Maximal subnear-rings of functions. (Q999098)

For a group \(G\), \(M(G)\) and \(M_0(G)\) denote the near-rings of all self-maps and all zero-preserving self-maps on \(G\), respectively. When \(G\) is finite, the maximal subnear-rings of \(M_0(G)\) are known [cf. \textit{C. Neumaier}, Commun. Algebra 33, No. 8, 2499-2518 (2005; Zbl 1081.16050)]. Let \(E(G) \) denote the subnear-ring of \(M_0(G)\) generated by the endomorphisms of \(G\).
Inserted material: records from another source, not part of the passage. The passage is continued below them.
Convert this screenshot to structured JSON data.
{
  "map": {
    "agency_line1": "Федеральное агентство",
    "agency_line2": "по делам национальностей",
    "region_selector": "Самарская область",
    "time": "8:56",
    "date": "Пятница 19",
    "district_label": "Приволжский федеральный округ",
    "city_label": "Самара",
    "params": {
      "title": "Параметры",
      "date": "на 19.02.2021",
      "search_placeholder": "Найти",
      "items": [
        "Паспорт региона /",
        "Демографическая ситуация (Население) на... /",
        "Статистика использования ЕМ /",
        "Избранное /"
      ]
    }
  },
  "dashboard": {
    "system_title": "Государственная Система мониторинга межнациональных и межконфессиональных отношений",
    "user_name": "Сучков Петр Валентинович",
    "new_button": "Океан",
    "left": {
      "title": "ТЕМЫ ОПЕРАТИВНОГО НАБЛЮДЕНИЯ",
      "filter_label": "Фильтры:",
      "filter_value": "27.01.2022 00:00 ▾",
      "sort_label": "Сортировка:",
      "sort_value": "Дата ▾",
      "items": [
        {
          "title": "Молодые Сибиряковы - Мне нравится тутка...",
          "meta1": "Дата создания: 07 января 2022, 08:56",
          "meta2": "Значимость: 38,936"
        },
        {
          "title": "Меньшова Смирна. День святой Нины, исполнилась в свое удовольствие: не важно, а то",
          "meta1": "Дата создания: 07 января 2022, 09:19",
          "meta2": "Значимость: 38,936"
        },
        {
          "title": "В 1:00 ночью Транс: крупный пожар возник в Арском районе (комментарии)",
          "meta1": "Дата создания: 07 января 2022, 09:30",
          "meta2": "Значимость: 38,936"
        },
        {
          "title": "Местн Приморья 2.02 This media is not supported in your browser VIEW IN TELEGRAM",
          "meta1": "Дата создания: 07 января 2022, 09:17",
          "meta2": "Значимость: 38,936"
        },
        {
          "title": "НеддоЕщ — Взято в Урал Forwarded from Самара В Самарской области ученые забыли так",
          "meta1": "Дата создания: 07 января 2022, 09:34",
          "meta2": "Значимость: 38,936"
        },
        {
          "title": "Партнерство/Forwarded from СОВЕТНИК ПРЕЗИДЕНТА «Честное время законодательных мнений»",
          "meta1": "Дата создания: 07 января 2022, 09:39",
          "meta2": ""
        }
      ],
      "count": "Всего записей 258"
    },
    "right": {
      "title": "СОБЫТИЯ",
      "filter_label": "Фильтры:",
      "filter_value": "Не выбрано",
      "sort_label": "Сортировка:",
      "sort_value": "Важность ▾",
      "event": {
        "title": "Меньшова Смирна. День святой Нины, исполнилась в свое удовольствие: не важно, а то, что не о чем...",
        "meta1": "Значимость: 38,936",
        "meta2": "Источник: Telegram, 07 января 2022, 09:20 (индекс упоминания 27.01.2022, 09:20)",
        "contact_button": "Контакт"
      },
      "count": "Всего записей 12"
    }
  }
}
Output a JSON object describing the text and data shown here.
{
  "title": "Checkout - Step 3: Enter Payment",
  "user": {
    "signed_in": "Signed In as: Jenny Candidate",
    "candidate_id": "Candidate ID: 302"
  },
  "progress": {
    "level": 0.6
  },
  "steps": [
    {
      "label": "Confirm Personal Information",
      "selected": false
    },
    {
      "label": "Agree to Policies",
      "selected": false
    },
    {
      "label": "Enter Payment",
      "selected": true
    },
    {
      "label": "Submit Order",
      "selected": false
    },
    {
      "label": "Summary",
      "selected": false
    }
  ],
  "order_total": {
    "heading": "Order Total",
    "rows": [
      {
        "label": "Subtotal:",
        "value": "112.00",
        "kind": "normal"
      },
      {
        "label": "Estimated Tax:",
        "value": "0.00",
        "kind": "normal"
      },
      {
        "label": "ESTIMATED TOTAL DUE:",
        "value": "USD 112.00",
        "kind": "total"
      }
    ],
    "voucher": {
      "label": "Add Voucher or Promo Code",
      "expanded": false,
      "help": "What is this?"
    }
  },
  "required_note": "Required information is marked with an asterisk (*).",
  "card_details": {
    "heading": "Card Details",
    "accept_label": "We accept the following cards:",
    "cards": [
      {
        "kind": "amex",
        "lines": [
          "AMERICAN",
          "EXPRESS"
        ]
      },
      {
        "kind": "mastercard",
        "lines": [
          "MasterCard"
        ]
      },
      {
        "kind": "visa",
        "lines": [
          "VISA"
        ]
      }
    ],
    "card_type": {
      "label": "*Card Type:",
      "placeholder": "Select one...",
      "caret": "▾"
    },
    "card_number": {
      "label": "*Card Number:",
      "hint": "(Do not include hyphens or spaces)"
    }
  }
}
When \(G\) is Abelian or finite, it is known exactly which groups \(G\) will have \(E(G)\) as a maximal subnear-ring in \(M_0(G)\) [see \textit{A. Kreuzer} and \textit{C. J. Maxson}, Forum Math. 18, No. 1, 107-114 (2006; Zbl 1100.20037) and \textit{C. J. Maxson} and \textit{M. R. Pettet}, Arch. Math. 88, No. 5, 392-402 (2007; Zbl 1125.16036)]. In this paper the natural extension of these problems to infinite groups is considered by the author. For an arbitrary group \(G\), a complete characterization of the maximal subnear-rings of both \(M(G)\) and \(M_0(G)\), respectively, is given. When \(G\) is an infinite nonabelian group, then a number of criteria on \(G\) is given to ensure that \(E(G)\) is not a maximal subnear-ring of \(M_0(G)\). A complete characterization of the groups \(G\) for which \(E(G)\) is a maximal subnear-ring of \(M_0(G)\) remains open.